Mantega negou que o corte das emendas seja uma represália aos parlamentares. Nos bastidores, porém, o tom é esse. Há sinais de que o corte de R$ 1,6 bilhão seja mais um gesto político no sentido de reafirmar a responsabilidade fiscal do governo do que uma medida fundamental para manter o equilíbrio orçamentário. Isso porque a arrecadação vem batendo recordes sucessivos, abrindo espaço para acomodar novos gastos. Dependendo do desempenho das receitas, parte dos cortes de R$ 10 bilhões e R$ 20 bilhões a que Mantega se referiu pode ser revertida.

O próprio governo já havia aceitado acomodar um aumento maior do que 6,14% durante as negociações com o Congresso, colocando sobre a mesa a oferta de uma alta de 7%. Entre os 7% e os 7,72%, a diferença é de R$ 500 milhões, menos do que um dia de folha salarial da União. No domingo, Gabas declarou que havia condições de pagar 7,72% – contrariando discurso dos colegas da área econômica.

–Não prevaleceu nenhuma avaliação política – afirmou o líder do governo na Câmara, Cândido Vaccarezza, ao negar que Lula tenha aceitado o reajuste maior para ajudar a candidata do governo, Dilma Rousseff.

O que pesou na decisão do presidente, segundo explicou, foi a constatação de que, ao vetar os 7,72%, o governo teria de enviar outra medida provisória propondo novo reajuste.

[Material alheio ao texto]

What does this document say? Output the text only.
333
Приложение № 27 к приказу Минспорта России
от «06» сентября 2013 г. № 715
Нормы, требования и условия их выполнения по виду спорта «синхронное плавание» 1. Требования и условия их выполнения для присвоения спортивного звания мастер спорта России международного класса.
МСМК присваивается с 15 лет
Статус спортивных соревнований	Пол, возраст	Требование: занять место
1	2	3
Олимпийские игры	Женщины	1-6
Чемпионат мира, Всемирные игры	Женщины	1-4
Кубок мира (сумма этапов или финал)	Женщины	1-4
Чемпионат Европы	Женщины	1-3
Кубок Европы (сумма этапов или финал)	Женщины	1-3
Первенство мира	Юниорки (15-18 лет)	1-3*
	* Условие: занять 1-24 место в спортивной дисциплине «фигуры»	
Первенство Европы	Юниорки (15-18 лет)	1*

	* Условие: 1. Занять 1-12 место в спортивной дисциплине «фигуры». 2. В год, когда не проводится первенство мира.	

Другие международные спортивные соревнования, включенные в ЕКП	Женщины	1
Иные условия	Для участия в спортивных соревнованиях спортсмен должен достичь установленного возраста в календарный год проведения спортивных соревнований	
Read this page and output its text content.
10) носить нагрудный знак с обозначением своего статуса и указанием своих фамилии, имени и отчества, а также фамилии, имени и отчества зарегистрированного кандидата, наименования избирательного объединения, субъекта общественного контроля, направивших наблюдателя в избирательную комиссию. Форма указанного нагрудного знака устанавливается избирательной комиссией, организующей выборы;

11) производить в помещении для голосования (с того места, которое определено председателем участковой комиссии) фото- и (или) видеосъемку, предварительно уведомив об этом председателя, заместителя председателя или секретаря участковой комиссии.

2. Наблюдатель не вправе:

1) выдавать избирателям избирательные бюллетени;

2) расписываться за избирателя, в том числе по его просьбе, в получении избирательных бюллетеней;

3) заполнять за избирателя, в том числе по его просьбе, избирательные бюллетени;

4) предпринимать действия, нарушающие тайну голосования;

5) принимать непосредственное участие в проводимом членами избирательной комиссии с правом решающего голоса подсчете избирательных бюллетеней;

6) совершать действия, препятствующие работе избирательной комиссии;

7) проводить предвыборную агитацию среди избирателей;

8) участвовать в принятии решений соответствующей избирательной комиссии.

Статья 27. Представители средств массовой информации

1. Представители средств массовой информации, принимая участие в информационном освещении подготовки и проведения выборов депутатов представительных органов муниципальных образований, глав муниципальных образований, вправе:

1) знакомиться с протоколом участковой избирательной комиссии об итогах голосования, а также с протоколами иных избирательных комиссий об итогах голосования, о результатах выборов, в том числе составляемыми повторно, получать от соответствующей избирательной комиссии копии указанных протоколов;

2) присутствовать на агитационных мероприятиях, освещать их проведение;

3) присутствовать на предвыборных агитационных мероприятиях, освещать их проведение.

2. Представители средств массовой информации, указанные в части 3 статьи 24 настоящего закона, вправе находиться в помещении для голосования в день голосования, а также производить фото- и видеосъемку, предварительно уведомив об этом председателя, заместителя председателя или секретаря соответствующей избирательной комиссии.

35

Do contrário, a correção dos benefícios ficaria em apenas 3,53%, correspondentes à inflação do período, garantidos pela Constituição. E, certamente, ao analisar uma nova MP às vésperas da eleição, os parlamentares não concordariam com um aumento menor do que o já aprovado.

– Não passaria nada menor do que os 7,72% – disse. – Há um sentimento eleitoreiro de que pode tudo.